At sea, the ship tackling served him for a bed; on land, a mat, or the earth itself. He eat so little, that one of his companions assures us, that, without a miracle, he could not have lived. Another tells us, that he seldom or never drank wine, unless at the tables of the Portuguese; for there he avoided singularity, and took what was given him. But, afterwards, he revenged himself on one of those repasts, by an abstinence of many days.
When he was at Cape Comorine, the viceroy; Don Alphonso de Sosa, sent him two barrels of excellent wine. He did not once taste of it, though he was then brought very low, through the labours of his ministry, but distributed the whole amongst the poor.
His ordinary nourishment, in the Indies, was rice boiled in water, or some little piece of salt fish; but during the two years and a half of his residence in Japan, he totally abstained from fish, for the better edification of that people; and wrote to the Fathers at Rome, “that he would rather choose to die of hunger, than to give any man the least occasion of scandal.” He also says, “I count it for a signal favour, that God has brought me into a country destitute of all the comforts of life, and where, if I were so ill disposed, it would be impossible for me to pamper up my body with delicious fare.” He perpetually travelled, by land, on foot, even in Japan, where the ways are asperous, and almost impassible; and often walked, with naked feet, in the greatest severity of winter.

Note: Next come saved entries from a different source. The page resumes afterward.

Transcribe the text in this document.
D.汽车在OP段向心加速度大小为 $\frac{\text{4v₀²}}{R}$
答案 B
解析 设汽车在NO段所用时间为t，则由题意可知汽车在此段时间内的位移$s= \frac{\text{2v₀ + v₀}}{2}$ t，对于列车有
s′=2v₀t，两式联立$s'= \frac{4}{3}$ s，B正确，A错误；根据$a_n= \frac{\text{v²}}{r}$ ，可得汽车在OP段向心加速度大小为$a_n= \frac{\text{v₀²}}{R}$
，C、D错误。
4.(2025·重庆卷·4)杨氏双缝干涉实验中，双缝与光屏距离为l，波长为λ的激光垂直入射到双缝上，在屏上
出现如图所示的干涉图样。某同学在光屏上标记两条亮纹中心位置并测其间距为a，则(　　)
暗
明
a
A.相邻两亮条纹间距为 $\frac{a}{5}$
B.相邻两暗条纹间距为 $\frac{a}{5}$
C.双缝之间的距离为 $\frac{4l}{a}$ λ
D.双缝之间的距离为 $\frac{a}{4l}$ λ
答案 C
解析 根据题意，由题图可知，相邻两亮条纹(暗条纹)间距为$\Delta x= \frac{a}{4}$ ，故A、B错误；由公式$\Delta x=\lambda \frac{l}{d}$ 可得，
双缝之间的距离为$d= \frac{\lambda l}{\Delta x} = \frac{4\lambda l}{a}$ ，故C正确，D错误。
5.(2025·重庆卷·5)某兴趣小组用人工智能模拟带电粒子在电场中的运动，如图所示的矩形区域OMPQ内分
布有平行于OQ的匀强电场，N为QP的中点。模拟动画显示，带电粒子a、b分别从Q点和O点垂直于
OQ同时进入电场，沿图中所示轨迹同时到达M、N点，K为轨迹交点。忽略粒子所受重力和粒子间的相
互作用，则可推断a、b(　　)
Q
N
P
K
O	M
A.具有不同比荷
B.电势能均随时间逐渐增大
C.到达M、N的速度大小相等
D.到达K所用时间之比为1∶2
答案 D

“The hardships of so long a navigation,” says he, “so long a sojourning amongst the Gentiles, in a country parched up with excessive heats, all these incommodities being suffered, as they ought to be, for the sake of Christ, are truly an abundant source of consolations: for myself, I am verily persuaded, that they, who love the cross of Jesus Christ, live happy in the midst of sufferings; and that it is a death, when they have no opportunities to suffer. For, can there be a more cruel death, than to live without Jesus Christ, after once we have tasted of him? Is any thing more hard, than to abandon him, that we may satisfy our own inclinations? Believe me, there is no other cross which is to be compared to that. How happy is it, on the other side, to live, in dying daily, and in conquering our passions, to search after, not our proper interests, but the interests of Jesus Christ?”
His interior mortification was the principle of these thoughts, in this holy man; from the first years of his conversion, his study was to gain an absolute conquest on himself; and he continued always to exhort others not to suffer themselves to be hurried away by the fury of their natural desires. He writes thus to the fathers and brethren of Coimbra, from Malacca:—“I have always present, in my thoughts, what I have heard from our holy Father Ignatius, that the true children of the Society of Jesus ought to labour exceedingly in overcoming of themselves.